Se um post delicado passa sem censura e termina por ser espalhado amplamente, as agências do governo podem pressionar a Sina pela remoção do post e ocasionalmente pela punição do censor responsável, com multa ou demissão, dizem os antigos censores.
Em um dia média, cerca de 40 censores trabalham em turnos de 12 horas. Cada trabalhador precisa cuidar de pelo menos três mil posts por hora, dizem os antigos censores.
Os momentos de maior movimento são os aniversários, como o da repressão aos protestos democráticos na praça Tiananmen, em 4 de junho de 1989, e os eventos políticos importantes.
Os censores tiveram de trabalhar em ritmo acelerado no ano passado em função da queda de Bo Xilai, um político que antes disso vinha ascendendo rapidamente e enfrentou julgamento no mês passado sob acusações de corrupção, apropriação indébita e abuso de poder. O veredito pode surgir neste mês.

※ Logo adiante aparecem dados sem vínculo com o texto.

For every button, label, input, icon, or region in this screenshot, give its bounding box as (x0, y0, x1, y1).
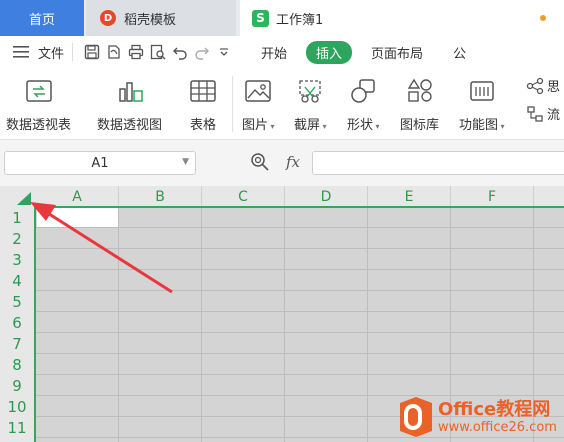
office-logo-icon (400, 397, 432, 437)
watermark: Office教程网 www.office26.com (398, 396, 557, 438)
watermark-title: Office教程网 (438, 398, 551, 420)
watermark-url: www.office26.com (438, 419, 557, 435)
annotation-arrow (30, 202, 173, 294)
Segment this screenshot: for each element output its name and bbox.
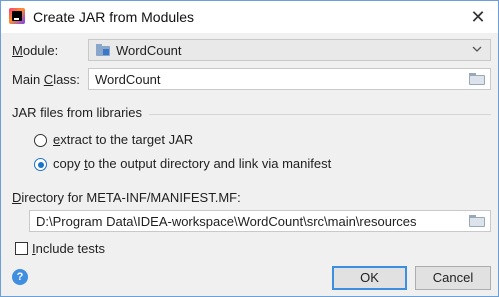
create-jar-dialog: Create JAR from Modules ✕ Module: WordCo… (0, 0, 499, 297)
chevron-down-icon (472, 42, 482, 59)
browse-folder-icon[interactable] (469, 215, 485, 227)
copy-link-radio[interactable] (34, 158, 47, 171)
module-folder-icon (96, 44, 110, 56)
main-class-field[interactable]: WordCount (88, 68, 491, 90)
cancel-button[interactable]: Cancel (415, 266, 491, 290)
ok-button[interactable]: OK (332, 266, 407, 290)
title-bar: Create JAR from Modules ✕ (1, 1, 498, 33)
close-icon[interactable]: ✕ (468, 7, 488, 27)
copy-link-radio-label[interactable]: copy to the output directory and link vi… (53, 156, 331, 171)
include-tests-checkbox[interactable] (15, 242, 28, 255)
module-label: Module: (12, 43, 59, 58)
module-select-value: WordCount (116, 43, 182, 58)
help-icon[interactable]: ? (12, 269, 28, 285)
section-divider (149, 114, 491, 115)
main-class-label: Main Class: (12, 72, 80, 87)
intellij-idea-icon (9, 8, 25, 24)
extract-radio[interactable] (34, 134, 47, 147)
manifest-dir-label: Directory for META-INF/MANIFEST.MF: (12, 190, 241, 205)
manifest-dir-value: D:\Program Data\IDEA-workspace\WordCount… (36, 214, 417, 229)
include-tests-label[interactable]: Include tests (32, 241, 105, 256)
main-class-value: WordCount (95, 72, 161, 87)
manifest-dir-field[interactable]: D:\Program Data\IDEA-workspace\WordCount… (29, 210, 491, 232)
browse-folder-icon[interactable] (469, 73, 485, 85)
module-select[interactable]: WordCount (88, 39, 491, 61)
libraries-section-title: JAR files from libraries (12, 105, 143, 120)
window-title: Create JAR from Modules (33, 9, 195, 25)
extract-radio-label[interactable]: extract to the target JAR (53, 132, 193, 147)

"Foi realmente desgastante, cerca de 100 pessoas trabalharam sem parar durante 24 horas", disse o primeiro censor, referindo-se ao momento em que Bo foi demitido de seus postos e, posteriormente, expulso do partido.
LIBERDADE E ORDEM
O Partido Comunista mantém controle férreo sobre os jornais e televisão, mas enfrenta problemas para controlar as informações veiculadas em plataformas sociais.
As empresas de internet têm a obrigação de cooperar com o aparelho de propaganda do partido para censurar o conteúdo gerado por usuários na internet.
Lu Wei, diretor do Serviço Estatal de Informações de internet, declarou em discurso esta semana que "liberdade significa ordem", e que "liberdade sem ordem não existe".
A mídia estatal reportou dezenas de detenções nas últimas semanas, com a repressão ordenada pelo novo governo do presidente Xi Jinping à difusão de boatos.
O principal tribunal e a promotoria pública chinesa disseram que pessoas seriam acusadas de difamação caso os boatos inventados por elas e divulgados on-line fosse visitados por mais de cinco mil internautas ou reproduzidos mais de 500 vezes.
Isso pode resultar em três anos de prisão, a mídia estatal reportou na segunda-feira. A China diz ter necessidade genuína de deter a difusão de rumores irresponsáveis.
Quando rumores sobre a morte do ex-presidente Jiang Zemin ganharam difusão viral no Sina Weibo, as aparentemente inofensivas palavras para "sapo" e "rã", provavelmente uma referência aos peculiares óculos de Jiang, eram usadas para identificá-lo, e foram mais tarde proscritas.
Os censores são instruídos quanto ao tipo de comentário que devem vetar.
"Os posts apagados com mais frequência são os políticos, especialmente os que criticam o governo, mas a Sina permite mais espaço para discussões sobre democracia e constitucionalismo, porque existem líderes que desejam manter vivo esse debate", diz o primeiro dos ex-censores.
"Mas não houve qualquer sinal de relaxamento do controle sobre a mídia social desde que Xi Jinping assumiu", ele acrescenta. "Não pelo que sentíamos no trabalho".